Что-то наподобие предсмертного хрипа. Только приглушенного. В нашем браке это я ненавидела больше всего. Его кашель являлся лейтмотивом худших моментов.

Завтракали мы молча. Я, полусъежившись, ждала, что сейчас на меня начнут сыпаться удары, но Беннет больше ни в чем не стал меня обвинять. Сваренное вкрутую яйцо стукнулось о блюдце. Его ложка позвякивала в чашке кофе. В мертвой тишине, воцарившейся между нами, каждый звук, каждое движение казались преувеличенными, словно в снятых крупным планом кинокадрах. То, как он срезал кончик с яйца, вполне достойно эпического фильма в духе Энди Уорхола. Эта картина могла бы называться «Яйцо». Шесть часов движения мужской руки, ампутирующей кончик яйца. Замедленная съемка.

Его молчание теперь выглядело странным, думала я, потому что случались времена, когда он выговаривал мне за маленькие проступки: не успела вовремя сварить кофе утром, не смогла выполнить его поручение, не заметила дорожный указатель, когда мы ехали по незнакомому городу. Но вот теперь – ничего.

Он продолжал нервно откашливаться и вглядываться в яйцо со срезанным кончиком. Единственным его протестом был его кашель. Этот кашель напомнил мне один из худших моментов в нашей общей жизни. Первое Рождество нашего брака. Мы были в Париже. У Беннета была страшная депрессия, в которой он пребывал с первой недели нашей совместной жизни. Он ненавидел армию. Он ненавидел Германию. Он ненавидел Париж. Он, казалось, ненавидел меня, словно я виновата во всем этом и еще во многом другом. Ледники скорби уходили глубоко, глубоко под поверхность моря.

На протяжении всей поездки из Гейдельберга в Париж Беннет не проронил почти ни слова. Молчание – самый тупой из тупых инструментов. Оно, кажется, всаживает вас в землю. Оно вбивает вас глубже и глубже в ваше чувство вины. Оно рождает в вашей голове голоса, которые обвиняют вас куда как более угрожающе, чем любой голос извне.

Я вспоминаю тот эпизод, словно это было очень четко снятое черно-белое кино. Может, в постановке Бергмана. Мы играем себя в киноверсии. Если бы только можно было бежать от необходимости вечно играть себя.

Канун Рождества в Париже. День белый и серый. Они в то утро бродили по Версалю, жалея обнаженные статуи. Статуи сверкали своей белизной. Их тени казались аспидно-серыми. Подстриженные живые изгороди были плоские, как и их тени. Дул промозглый и холодный ветер. Ноги у них как ледышки, шаги производили такие же пустые звуки, как и их сердца. Они женаты, но они не друзья.

Вот наступил вечер. Около «Одеона». Около Сен-Сюльпис. Они поднимаются по ступенькам станции метро. Эхом отдаются замерзшие шаги.
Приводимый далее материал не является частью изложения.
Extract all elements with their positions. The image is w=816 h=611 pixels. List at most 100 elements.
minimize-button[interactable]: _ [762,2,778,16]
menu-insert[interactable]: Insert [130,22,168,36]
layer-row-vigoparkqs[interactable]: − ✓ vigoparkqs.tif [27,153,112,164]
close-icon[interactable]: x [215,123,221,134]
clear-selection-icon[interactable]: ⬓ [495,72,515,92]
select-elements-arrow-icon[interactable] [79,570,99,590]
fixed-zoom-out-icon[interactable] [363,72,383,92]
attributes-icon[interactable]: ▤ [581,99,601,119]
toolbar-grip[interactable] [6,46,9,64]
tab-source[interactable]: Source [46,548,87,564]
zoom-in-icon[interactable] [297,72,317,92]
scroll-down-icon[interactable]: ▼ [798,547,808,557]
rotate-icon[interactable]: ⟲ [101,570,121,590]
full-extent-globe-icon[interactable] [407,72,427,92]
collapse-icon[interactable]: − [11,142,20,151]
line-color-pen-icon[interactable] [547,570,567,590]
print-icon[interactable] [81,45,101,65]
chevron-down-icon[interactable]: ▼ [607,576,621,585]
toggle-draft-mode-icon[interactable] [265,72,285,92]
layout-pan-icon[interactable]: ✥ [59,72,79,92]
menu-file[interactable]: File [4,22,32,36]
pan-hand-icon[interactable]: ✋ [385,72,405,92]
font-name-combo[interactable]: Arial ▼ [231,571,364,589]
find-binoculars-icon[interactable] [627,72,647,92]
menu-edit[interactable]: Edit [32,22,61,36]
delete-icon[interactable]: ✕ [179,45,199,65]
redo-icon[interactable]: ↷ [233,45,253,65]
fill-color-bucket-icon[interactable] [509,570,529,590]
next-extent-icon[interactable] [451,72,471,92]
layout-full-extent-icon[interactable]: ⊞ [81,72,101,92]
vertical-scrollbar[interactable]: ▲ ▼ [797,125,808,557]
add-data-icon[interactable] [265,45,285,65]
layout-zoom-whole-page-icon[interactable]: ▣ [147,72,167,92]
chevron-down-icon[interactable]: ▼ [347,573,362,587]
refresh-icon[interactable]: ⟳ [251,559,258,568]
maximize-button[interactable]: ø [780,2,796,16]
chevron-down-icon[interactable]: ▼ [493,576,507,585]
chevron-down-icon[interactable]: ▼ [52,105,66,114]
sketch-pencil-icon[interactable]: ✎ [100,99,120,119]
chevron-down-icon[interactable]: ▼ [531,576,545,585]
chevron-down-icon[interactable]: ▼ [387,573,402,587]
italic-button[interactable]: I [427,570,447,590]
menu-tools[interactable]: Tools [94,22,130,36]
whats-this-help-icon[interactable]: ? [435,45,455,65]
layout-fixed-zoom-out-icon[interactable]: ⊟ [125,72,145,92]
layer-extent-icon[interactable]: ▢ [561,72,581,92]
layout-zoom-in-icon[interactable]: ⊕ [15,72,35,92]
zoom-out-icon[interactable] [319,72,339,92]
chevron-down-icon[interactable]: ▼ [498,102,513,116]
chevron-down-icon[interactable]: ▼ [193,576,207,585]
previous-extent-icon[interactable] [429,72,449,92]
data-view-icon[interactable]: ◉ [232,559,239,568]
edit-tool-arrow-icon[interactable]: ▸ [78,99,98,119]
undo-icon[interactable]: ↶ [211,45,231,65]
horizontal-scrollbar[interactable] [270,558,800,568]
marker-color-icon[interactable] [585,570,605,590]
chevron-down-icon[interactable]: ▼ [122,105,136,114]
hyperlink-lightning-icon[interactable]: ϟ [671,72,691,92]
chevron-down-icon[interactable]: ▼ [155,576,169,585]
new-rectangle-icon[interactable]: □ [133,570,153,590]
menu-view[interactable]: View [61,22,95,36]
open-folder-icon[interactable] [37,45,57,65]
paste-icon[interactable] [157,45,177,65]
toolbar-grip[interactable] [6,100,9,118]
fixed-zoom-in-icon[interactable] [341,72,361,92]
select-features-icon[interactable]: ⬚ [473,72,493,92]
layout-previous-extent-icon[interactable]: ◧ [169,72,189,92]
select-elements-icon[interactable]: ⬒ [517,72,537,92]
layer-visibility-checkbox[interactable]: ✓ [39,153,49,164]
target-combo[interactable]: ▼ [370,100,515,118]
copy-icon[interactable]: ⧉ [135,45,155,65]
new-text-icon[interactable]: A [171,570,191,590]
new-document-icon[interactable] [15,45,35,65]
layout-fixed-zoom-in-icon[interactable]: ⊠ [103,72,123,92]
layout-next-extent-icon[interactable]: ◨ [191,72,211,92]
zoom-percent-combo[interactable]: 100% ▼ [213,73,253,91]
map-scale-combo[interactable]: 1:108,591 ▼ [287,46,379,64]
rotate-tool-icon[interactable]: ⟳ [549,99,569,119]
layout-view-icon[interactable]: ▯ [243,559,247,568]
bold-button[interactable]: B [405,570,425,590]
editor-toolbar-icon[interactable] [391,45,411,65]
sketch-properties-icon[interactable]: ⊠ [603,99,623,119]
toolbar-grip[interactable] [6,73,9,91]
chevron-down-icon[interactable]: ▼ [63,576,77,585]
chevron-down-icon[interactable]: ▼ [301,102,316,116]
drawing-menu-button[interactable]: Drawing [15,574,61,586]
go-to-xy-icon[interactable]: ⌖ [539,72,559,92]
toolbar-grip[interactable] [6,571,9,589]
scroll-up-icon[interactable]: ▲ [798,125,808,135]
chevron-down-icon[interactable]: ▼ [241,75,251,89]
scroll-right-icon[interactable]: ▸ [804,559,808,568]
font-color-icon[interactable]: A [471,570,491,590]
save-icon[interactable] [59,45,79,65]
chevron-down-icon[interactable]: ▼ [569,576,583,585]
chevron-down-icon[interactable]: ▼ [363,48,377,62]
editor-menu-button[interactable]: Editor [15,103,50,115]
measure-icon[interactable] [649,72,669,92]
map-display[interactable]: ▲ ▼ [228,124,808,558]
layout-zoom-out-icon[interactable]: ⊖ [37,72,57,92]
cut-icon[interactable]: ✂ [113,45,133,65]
Они оба американцы. Он высокий и стройный, с небольшой головой, азиат с гривой черных волос. Она блондинка, маленькая и несчастная. Она часто спотыкается. Он никогда не спотыкается. Он ненавидит ее за то, что она спотыкается. Ну вот, мы вам уже все рассказали, кроме самой истории. Мы смотрим с самой вершины винтовой лестницы в отеле на Левом берегу, как они поднимаются на пятый этаж. Она идет за ним по кругу. Мы смотрим сверху на их макушки – они подпрыгивают все выше и выше. Потом мы видим их лица. Ее выражение недовольное и печальное. У него упрямо выступает челюсть. Он все время нервно откашливается.

Они поднимаются на пятый этаж и находят номер. Он легко открывает дверь. Обычная обстановка дешевенького парижского отеля. Здесь все пахнет плесенью. Ситцевое покрывало на кровати выцвело. Ковер по углам задрался. За тоненькой перегородкой раковина и биде. Окна, видимо, выходят на крыши, но задернуты тяжелыми коричневыми велюровыми шторами. Снова пошел дождь, и они слышат, как капли выстукивают свои послания азбукой Морзе на балконе за окном.

Она отмечает про себя, что все дешевые отели в Париже, похоже, созданы одним дизайнером. Она не может сказать ему об этом. Он решит, что она избалованная. Но себе она говорит. Она ненавидит узкую двуспальную кровать, проваленную в середине. Она ненавидит валик вместо подушки. Она ненавидит пыль, попадающую в нос, когда встряхивает простыни. Она ненавидит Париж.

Он раздевается. Его передергивает от холода. Вы отметите, как красиво его тело – совершенно без волос, спина абсолютно прямая, икры поджарые и сильные, пальцы длинные. Но его тело не для нее. Он укоризненно облачается в пижаму. Она стоит в чулках.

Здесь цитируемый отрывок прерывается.